昨日の決算特別委員会。交通局関連に安西英俊議員(港南区)、温暖化対策本部・環境創造局関連に福島直子議員(中区)が質問に立ち、多岐にわたり市政の諸課題について質しました。

ところで、先日、日経新聞コラム「がん社会を診る」に東京大学病院の中川恵一准教授が、「検診受診率が映す社会格差」と題して寄稿されていました。気になる見出し。

「社会に横たわる格差は、新型コロナ感染症でも、がんでも、死亡数を増やします。

所得や教育面での弱者にがん死亡が多いのは、喫煙をはじめとする生活習慣の乱れが大きな原因です。がんの早期発見のカギは定期的ながん検診ですが、社会的弱者では、受診率が低いことも大きな問題です。
がん検診の受診率と加入する健康保険との関係を調べた研究によると、検診受診率は、保険の種類によって3倍以上の開きがあることが分かりました。

国家公務員や地方公務員は共済組合に、大企業の社員は健康保険組合に、中小企業の社員は協会けんぽに、自営業者やパートの従業員は国民健康保険に、主に加入しています。

共済組合の加入者の受診率が最も高く、たとえば大腸がん検診については、男性では48%でした。

一方、健保組合では38%、協会けんぽでは27%、市町村の国保では19%、生活保護受給者や無保険者らでは13%と低くなっていました。胃がん、肺がん、乳がん、子宮がんでも同様の傾向が認められました。

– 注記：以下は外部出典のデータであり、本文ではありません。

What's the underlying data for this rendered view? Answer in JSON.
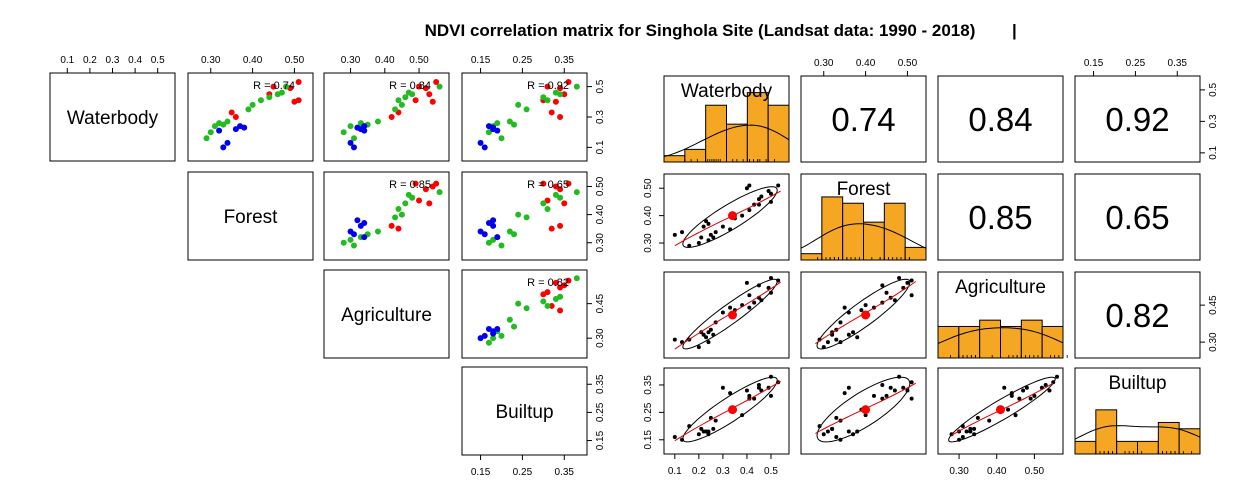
{
  "title": "NDVI correlation matrix for Singhola Site (Landsat data: 1990 - 2018)",
  "title_mark": "|",
  "variables": [
    "Waterbody",
    "Forest",
    "Agriculture",
    "Builtup"
  ],
  "colors": {
    "red": "#ff0000",
    "green": "#22bb22",
    "blue": "#0000ee",
    "bar": "#f5a623",
    "fit": "#dd0000",
    "black": "#000000"
  },
  "left_matrix": {
    "ticks": {
      "top_Waterbody": [
        "0.1",
        "0.2",
        "0.3",
        "0.4",
        "0.5"
      ],
      "top_Forest": [
        "0.30",
        "0.40",
        "0.50"
      ],
      "top_Agriculture": [
        "0.30",
        "0.40",
        "0.50"
      ],
      "top_Builtup": [
        "0.15",
        "0.25",
        "0.35"
      ],
      "right_Waterbody": [
        "0.5",
        "0.3",
        "0.1"
      ],
      "right_Forest": [
        "0.50",
        "0.40",
        "0.30"
      ],
      "right_Agriculture": [
        "0.45",
        "0.30"
      ],
      "right_Builtup": [
        "0.35",
        "0.25",
        "0.15"
      ],
      "bottom_Builtup": [
        "0.15",
        "0.25",
        "0.35"
      ]
    },
    "r_labels": {
      "Waterbody_Forest": "R = 0.74",
      "Waterbody_Agriculture": "R = 0.84",
      "Waterbody_Builtup": "R = 0.92",
      "Forest_Agriculture": "R = 0.85",
      "Forest_Builtup": "R = 0.65",
      "Agriculture_Builtup": "R = 0.82"
    }
  },
  "right_matrix": {
    "ticks": {
      "top_Forest": [
        "0.30",
        "0.40",
        "0.50"
      ],
      "top_Builtup": [
        "0.15",
        "0.25",
        "0.35"
      ],
      "right_Waterbody": [
        "0.5",
        "0.3",
        "0.1"
      ],
      "right_Agriculture": [
        "0.45",
        "0.30"
      ],
      "left_Forest": [
        "0.50",
        "0.40",
        "0.30"
      ],
      "left_Builtup": [
        "0.35",
        "0.25",
        "0.15"
      ],
      "bottom_Waterbody": [
        "0.1",
        "0.2",
        "0.3",
        "0.4",
        "0.5"
      ],
      "bottom_Agriculture": [
        "0.30",
        "0.40",
        "0.50"
      ]
    },
    "correlations": {
      "Waterbody_Forest": "0.74",
      "Waterbody_Agriculture": "0.84",
      "Waterbody_Builtup": "0.92",
      "Forest_Agriculture": "0.85",
      "Forest_Builtup": "0.65",
      "Agriculture_Builtup": "0.82"
    }
  },
  "chart_data": [
    {
      "type": "scatter",
      "panel": "left pairs matrix (upper triangle), points colored red / green / blue",
      "variables": [
        "Waterbody",
        "Forest",
        "Agriculture",
        "Builtup"
      ],
      "ranges": {
        "Waterbody": [
          0.05,
          0.55
        ],
        "Forest": [
          0.26,
          0.53
        ],
        "Agriculture": [
          0.24,
          0.57
        ],
        "Builtup": [
          0.12,
          0.39
        ]
      },
      "points": [
        {
          "g": "red",
          "Waterbody": 0.53,
          "Forest": 0.51,
          "Agriculture": 0.55,
          "Builtup": 0.36
        },
        {
          "g": "red",
          "Waterbody": 0.49,
          "Forest": 0.49,
          "Agriculture": 0.52,
          "Builtup": 0.34
        },
        {
          "g": "red",
          "Waterbody": 0.5,
          "Forest": 0.45,
          "Agriculture": 0.5,
          "Builtup": 0.31
        },
        {
          "g": "red",
          "Waterbody": 0.45,
          "Forest": 0.44,
          "Agriculture": 0.53,
          "Builtup": 0.35
        },
        {
          "g": "red",
          "Waterbody": 0.41,
          "Forest": 0.51,
          "Agriculture": 0.49,
          "Builtup": 0.3
        },
        {
          "g": "red",
          "Waterbody": 0.4,
          "Forest": 0.5,
          "Agriculture": 0.54,
          "Builtup": 0.33
        },
        {
          "g": "red",
          "Waterbody": 0.3,
          "Forest": 0.36,
          "Agriculture": 0.42,
          "Builtup": 0.34
        },
        {
          "g": "red",
          "Waterbody": 0.33,
          "Forest": 0.35,
          "Agriculture": 0.44,
          "Builtup": 0.32
        },
        {
          "g": "green",
          "Waterbody": 0.5,
          "Forest": 0.48,
          "Agriculture": 0.56,
          "Builtup": 0.38
        },
        {
          "g": "green",
          "Waterbody": 0.45,
          "Forest": 0.46,
          "Agriculture": 0.48,
          "Builtup": 0.34
        },
        {
          "g": "green",
          "Waterbody": 0.46,
          "Forest": 0.47,
          "Agriculture": 0.47,
          "Builtup": 0.33
        },
        {
          "g": "green",
          "Waterbody": 0.43,
          "Forest": 0.44,
          "Agriculture": 0.46,
          "Builtup": 0.3
        },
        {
          "g": "green",
          "Waterbody": 0.41,
          "Forest": 0.42,
          "Agriculture": 0.44,
          "Builtup": 0.31
        },
        {
          "g": "green",
          "Waterbody": 0.35,
          "Forest": 0.39,
          "Agriculture": 0.43,
          "Builtup": 0.26
        },
        {
          "g": "green",
          "Waterbody": 0.38,
          "Forest": 0.4,
          "Agriculture": 0.45,
          "Builtup": 0.24
        },
        {
          "g": "green",
          "Waterbody": 0.27,
          "Forest": 0.34,
          "Agriculture": 0.38,
          "Builtup": 0.22
        },
        {
          "g": "green",
          "Waterbody": 0.26,
          "Forest": 0.32,
          "Agriculture": 0.33,
          "Builtup": 0.19
        },
        {
          "g": "green",
          "Waterbody": 0.24,
          "Forest": 0.31,
          "Agriculture": 0.3,
          "Builtup": 0.18
        },
        {
          "g": "green",
          "Waterbody": 0.2,
          "Forest": 0.3,
          "Agriculture": 0.28,
          "Builtup": 0.17
        },
        {
          "g": "green",
          "Waterbody": 0.16,
          "Forest": 0.29,
          "Agriculture": 0.31,
          "Builtup": 0.2
        },
        {
          "g": "green",
          "Waterbody": 0.25,
          "Forest": 0.33,
          "Agriculture": 0.35,
          "Builtup": 0.23
        },
        {
          "g": "blue",
          "Waterbody": 0.23,
          "Forest": 0.38,
          "Agriculture": 0.32,
          "Builtup": 0.18
        },
        {
          "g": "blue",
          "Waterbody": 0.24,
          "Forest": 0.37,
          "Agriculture": 0.34,
          "Builtup": 0.17
        },
        {
          "g": "blue",
          "Waterbody": 0.22,
          "Forest": 0.36,
          "Agriculture": 0.33,
          "Builtup": 0.18
        },
        {
          "g": "blue",
          "Waterbody": 0.13,
          "Forest": 0.34,
          "Agriculture": 0.3,
          "Builtup": 0.15
        },
        {
          "g": "blue",
          "Waterbody": 0.1,
          "Forest": 0.33,
          "Agriculture": 0.31,
          "Builtup": 0.16
        },
        {
          "g": "blue",
          "Waterbody": 0.21,
          "Forest": 0.32,
          "Agriculture": 0.34,
          "Builtup": 0.19
        }
      ],
      "r_values": {
        "Waterbody_Forest": 0.74,
        "Waterbody_Agriculture": 0.84,
        "Waterbody_Builtup": 0.92,
        "Forest_Agriculture": 0.85,
        "Forest_Builtup": 0.65,
        "Agriculture_Builtup": 0.82
      }
    },
    {
      "type": "scatter",
      "panel": "right pairs matrix (lower triangle scatter + loess + ellipse, diagonal histograms)",
      "ranges": {
        "Waterbody": [
          0.08,
          0.55
        ],
        "Forest": [
          0.26,
          0.53
        ],
        "Agriculture": [
          0.26,
          0.56
        ],
        "Builtup": [
          0.12,
          0.39
        ]
      },
      "means": {
        "Waterbody": 0.34,
        "Forest": 0.4,
        "Agriculture": 0.41,
        "Builtup": 0.26
      },
      "histograms": {
        "Waterbody": {
          "edges": [
            0.0,
            0.1,
            0.2,
            0.3,
            0.4,
            0.5,
            0.6
          ],
          "counts": [
            1,
            2,
            9,
            6,
            11,
            9
          ]
        },
        "Forest": {
          "edges": [
            0.25,
            0.3,
            0.35,
            0.4,
            0.45,
            0.5,
            0.55
          ],
          "counts": [
            1,
            10,
            9,
            6,
            9,
            2
          ]
        },
        "Agriculture": {
          "edges": [
            0.25,
            0.3,
            0.35,
            0.4,
            0.45,
            0.5,
            0.55
          ],
          "counts": [
            5,
            5,
            6,
            5,
            6,
            5
          ]
        },
        "Builtup": {
          "edges": [
            0.1,
            0.15,
            0.2,
            0.25,
            0.3,
            0.35,
            0.4
          ],
          "counts": [
            2,
            7,
            2,
            2,
            5,
            4
          ]
        }
      },
      "correlations": {
        "Waterbody_Forest": 0.74,
        "Waterbody_Agriculture": 0.84,
        "Waterbody_Builtup": 0.92,
        "Forest_Agriculture": 0.85,
        "Forest_Builtup": 0.65,
        "Agriculture_Builtup": 0.82
      }
    }
  ]
}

6月、日本癌治療学会が発行する学術誌に、企業規模と肺がん検診受診との関連を分析した論文が掲載されました。著者は神奈川県健康医療局長の前田光哉氏です。前田氏は神戸大学医学部卒業後に旧厚生省に入省した医系技官です。がん対策や福島支援の研究などで、私も一緒に仕事をしたことがあります。

論文によると、肺がん検診の受診率は企業規模が小さくなるほど低くなりました。男性の正社員の場合、中規模企業の検診受診率を1とすると、大規模企業は1.33と高く、逆に小規模企業は0.8と低くなりました。

非正規社員でも、正社員と同じ傾向がありましたが、会社の規模にかかわらず、受診率は非正規社員の方が低くなる傾向がありました。

個人の健康意識よりも、企業規模や就業形態といった個人をとりまく環境の方が検診受診行動に関連していると言えるでしょう。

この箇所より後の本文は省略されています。